Dès leur premier essai, les Texans de The Sword avaient fait très fort. Un opus asséné sous la forme d’une grosse baffe alliant à la perfection stoner et doom à la Trouble. Sur son troisième effort, le combo transcende ses influences, sur fond de science-fiction et de heavy metal, à la fois moderne et avant-gardiste. Un troisième elpee qui élargit un spectre musical déjà très aride et groovy.
On sait qu’un troisième album est décisif dans la carrière d’un groupe. Il symbolise souvent la maturité et le savoir-faire. C’est le cas de « Warp Riders », le plus abouti des trois travaux.
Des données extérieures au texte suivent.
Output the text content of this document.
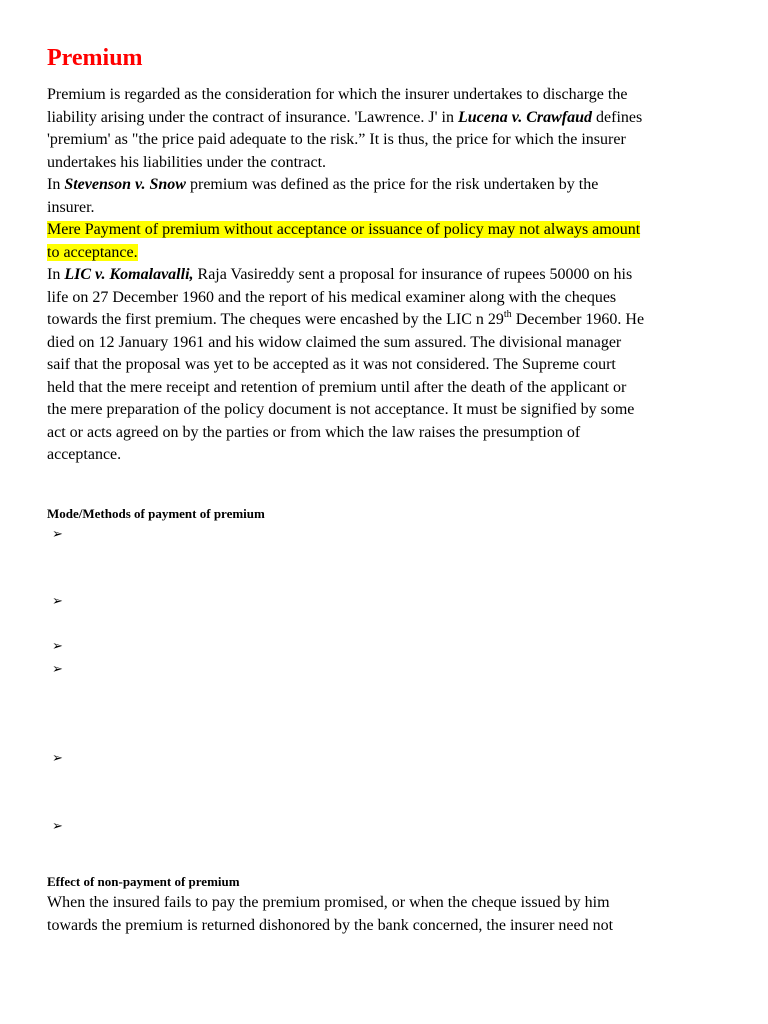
Premium
Premium is regarded as the consideration for which the insurer undertakes to discharge the
liability arising under the contract of insurance. 'Lawrence. J' in Lucena v. Crawfaud defines
'premium' as "the price paid adequate to the risk.” It is thus, the price for which the insurer
undertakes his liabilities under the contract.
In Stevenson v. Snow premium was defined as the price for the risk undertaken by the
insurer.
Mere Payment of premium without acceptance or issuance of policy may not always amount
to acceptance.
In LIC v. Komalavalli, Raja Vasireddy sent a proposal for insurance of rupees 50000 on his
life on 27 December 1960 and the report of his medical examiner along with the cheques
towards the first premium. The cheques were encashed by the LIC n 29th December 1960. He
died on 12 January 1961 and his widow claimed the sum assured. The divisional manager
saif that the proposal was yet to be accepted as it was not considered. The Supreme court
held that the mere receipt and retention of premium until after the death of the applicant or
the mere preparation of the policy document is not acceptance. It must be signified by some
act or acts agreed on by the parties or from which the law raises the presumption of
acceptance.
Mode/Methods of payment of premium
➢
➢
➢
➢
➢
➢
Effect of non-payment of premium
When the insured fails to pay the premium promised, or when the cheque issued by him
towards the premium is returned dishonored by the bank concerned, the insurer need not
Déjà, la différence est palpable, vu le concours d’un producteur. En l’occurrence Matt Bayles, qui semble avoir tout compris des aspirations du trio. Dès le premier titre, on se sent en territoire connu. Les influences de Metallica et de Black Sabbath sont évidentes. Mais il n’est guère question de plagiat. Lars Ulrich en personne n’est-il pas le premier à clamer que la musique des Texans est comparable à ses formations favorites de la New Wave of British Heavy Metal ? Si bien que The Sword s’est payé le luxe de peaufiner ses nouvelles compos en assurant le support act de Metallica sur une kyrielle de date à travers l’Europe et les States.
En véritable pièce maîtresse, « The Chromancer I : Hubris », s’érige à partir d’une pyramide de riffs assassins, parfois blues, souvent seventies. De toute évidence, « Lawless Lands » apparaît comme un tube en devenir, tandis qu’une énorme surprise s’impose dès les deux premières minutes de « Night City », probablement le titre le plus ambitieux de la courte, mais prolifique carrière de ces héritiers d’Hawkwind, de Black Sabbath et de Blue Cheer. Du gros metal old school ni trop violent, ni trop technique, mais simplement envoûtant.